Algospeak, Hiding in the Open: The Trade-off Between Legible Meaning and Detection Avoidance
Jan Fillies, Ronald E. Robertson, Jeffrey Hancock
TLDR
This paper explores Algospeak's trade-off between evading detection and maintaining understandability, introducing a framework and dataset to quantify this dynamic.
Key contributions
- Formalizes Algospeak dynamics, showing increased Algospeak decreases detectability and understandability.
- Introduces Majority Understandable Modulation (MUM) to define the point of comprehension loss.
- Presents a framework and dataset (700 items) for generating and studying Algospeak variants.

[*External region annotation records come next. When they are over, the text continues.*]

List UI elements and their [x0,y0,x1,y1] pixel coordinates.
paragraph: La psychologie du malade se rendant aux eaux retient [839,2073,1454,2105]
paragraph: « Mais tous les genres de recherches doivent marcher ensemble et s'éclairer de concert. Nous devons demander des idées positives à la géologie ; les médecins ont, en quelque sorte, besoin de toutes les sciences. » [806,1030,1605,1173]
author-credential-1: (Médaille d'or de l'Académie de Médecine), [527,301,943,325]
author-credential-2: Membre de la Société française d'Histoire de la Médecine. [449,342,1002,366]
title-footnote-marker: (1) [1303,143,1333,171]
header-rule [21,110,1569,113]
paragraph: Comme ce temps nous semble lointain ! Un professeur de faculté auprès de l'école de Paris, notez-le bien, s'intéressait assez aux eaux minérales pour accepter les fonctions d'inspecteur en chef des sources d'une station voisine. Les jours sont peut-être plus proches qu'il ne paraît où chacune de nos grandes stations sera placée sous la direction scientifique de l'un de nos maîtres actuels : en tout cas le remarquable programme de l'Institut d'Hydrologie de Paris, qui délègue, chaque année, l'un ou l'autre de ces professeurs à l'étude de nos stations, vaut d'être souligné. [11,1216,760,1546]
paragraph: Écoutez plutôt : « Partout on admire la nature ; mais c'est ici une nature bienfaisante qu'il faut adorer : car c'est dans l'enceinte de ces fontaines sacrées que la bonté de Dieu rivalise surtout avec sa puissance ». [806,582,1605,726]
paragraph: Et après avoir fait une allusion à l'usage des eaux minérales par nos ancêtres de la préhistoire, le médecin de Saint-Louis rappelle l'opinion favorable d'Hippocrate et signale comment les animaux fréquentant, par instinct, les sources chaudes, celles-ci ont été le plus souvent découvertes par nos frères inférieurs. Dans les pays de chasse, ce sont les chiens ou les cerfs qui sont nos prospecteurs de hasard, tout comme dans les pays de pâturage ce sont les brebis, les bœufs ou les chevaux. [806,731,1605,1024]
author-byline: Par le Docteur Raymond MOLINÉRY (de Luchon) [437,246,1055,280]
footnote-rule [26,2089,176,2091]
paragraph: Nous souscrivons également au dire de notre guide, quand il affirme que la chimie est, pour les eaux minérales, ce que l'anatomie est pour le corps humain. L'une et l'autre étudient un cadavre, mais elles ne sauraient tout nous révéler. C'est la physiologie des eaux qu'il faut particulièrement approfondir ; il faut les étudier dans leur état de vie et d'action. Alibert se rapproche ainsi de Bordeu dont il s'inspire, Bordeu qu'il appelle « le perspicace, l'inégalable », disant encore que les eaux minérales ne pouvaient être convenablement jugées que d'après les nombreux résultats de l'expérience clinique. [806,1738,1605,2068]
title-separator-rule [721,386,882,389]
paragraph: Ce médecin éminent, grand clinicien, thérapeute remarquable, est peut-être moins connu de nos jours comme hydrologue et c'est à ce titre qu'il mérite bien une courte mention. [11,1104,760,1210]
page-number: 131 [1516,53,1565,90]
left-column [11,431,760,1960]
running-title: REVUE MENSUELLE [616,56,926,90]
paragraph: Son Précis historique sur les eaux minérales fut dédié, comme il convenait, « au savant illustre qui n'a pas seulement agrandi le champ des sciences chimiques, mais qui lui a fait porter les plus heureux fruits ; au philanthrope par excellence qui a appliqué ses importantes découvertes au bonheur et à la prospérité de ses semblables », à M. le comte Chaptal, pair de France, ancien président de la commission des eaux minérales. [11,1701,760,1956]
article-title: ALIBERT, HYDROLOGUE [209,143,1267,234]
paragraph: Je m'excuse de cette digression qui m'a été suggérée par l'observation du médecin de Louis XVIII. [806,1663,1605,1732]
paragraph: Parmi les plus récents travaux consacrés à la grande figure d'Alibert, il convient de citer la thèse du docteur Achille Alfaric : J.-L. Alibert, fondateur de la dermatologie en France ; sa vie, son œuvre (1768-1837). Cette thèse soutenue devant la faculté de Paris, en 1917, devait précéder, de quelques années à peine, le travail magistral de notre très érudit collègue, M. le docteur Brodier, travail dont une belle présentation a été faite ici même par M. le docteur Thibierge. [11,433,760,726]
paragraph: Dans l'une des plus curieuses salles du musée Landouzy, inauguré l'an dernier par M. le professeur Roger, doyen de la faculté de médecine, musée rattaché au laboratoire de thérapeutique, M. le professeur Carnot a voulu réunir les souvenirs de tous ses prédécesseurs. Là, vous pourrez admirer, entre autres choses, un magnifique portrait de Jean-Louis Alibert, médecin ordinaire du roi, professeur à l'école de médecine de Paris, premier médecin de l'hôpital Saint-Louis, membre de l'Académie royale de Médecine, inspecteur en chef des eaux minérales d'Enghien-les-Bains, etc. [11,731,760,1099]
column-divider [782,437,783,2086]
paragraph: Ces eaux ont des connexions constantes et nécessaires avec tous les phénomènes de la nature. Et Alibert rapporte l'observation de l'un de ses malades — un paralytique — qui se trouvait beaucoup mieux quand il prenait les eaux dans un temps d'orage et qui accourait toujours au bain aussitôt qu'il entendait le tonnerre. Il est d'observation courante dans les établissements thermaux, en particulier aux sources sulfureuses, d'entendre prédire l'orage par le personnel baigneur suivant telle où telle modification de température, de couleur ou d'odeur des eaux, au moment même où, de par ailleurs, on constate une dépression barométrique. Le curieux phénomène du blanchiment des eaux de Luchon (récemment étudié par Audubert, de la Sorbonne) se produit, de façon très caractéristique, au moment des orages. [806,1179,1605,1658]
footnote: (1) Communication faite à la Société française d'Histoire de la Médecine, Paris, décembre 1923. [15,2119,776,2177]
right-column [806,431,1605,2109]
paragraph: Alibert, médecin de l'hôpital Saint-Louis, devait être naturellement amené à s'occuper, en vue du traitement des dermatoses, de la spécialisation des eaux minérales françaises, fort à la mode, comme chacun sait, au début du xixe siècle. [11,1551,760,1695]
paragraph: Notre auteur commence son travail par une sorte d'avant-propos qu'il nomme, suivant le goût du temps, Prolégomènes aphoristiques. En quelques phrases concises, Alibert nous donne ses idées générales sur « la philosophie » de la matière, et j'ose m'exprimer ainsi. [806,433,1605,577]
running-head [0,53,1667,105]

- Empirically evaluates 7 LLMs on Algospeak interpretation and disinformation detection.
Why it matters
This research is crucial for understanding Algospeak's evolving dynamics, particularly as LLMs become central to content generation and moderation. It offers a foundational framework, dataset, and experimental setup to analyze the trade-off between evasion and legibility, aiding in the development of more effective detection strategies.
Original Abstract
As large language models (LLMs) increasingly mediate both content generation and moderation, linguistic evasion strategies known as Algospeak have intensified the coevolution between evaders and detectors. This research formalizes the underlying dynamics grounded in a joint action model: when Algospeak increases, detectability and understandability decrease. Further, the concept of Majority Understandable Modulation (MUM) is introduced and defined as the modulation level at which additional evasive alteration increases detector evasion but loses comprehension for the majority of recipients. To empirically probe this trade-off, we introduce a reproducible framework that can be used to create meaning-preserving, Algospeak-style variants, based on an existing taxonomy and with tunable modulation levels. Using COVID-19 disinformation as a first proof-by-example setting, we construct a reference dataset of 700 modulated items, drawn from twenty base sentences across five modulation levels and seven strategies. We then run two linked evaluations with seven different language models: one testing for interpretation through meaning recovery and one for disinformation detection through classification. Curve fitting over modulation levels yields an estimate of the Majority Understandable Modulation threshold and enables sensitivity analyses across strategies and models, see Figure 1. Results reveal the characteristic relationships between understandability and modulation. This study lays the groundwork for understanding the dynamics behind Algospeak and provides the framework, dataset, and experimental setups described.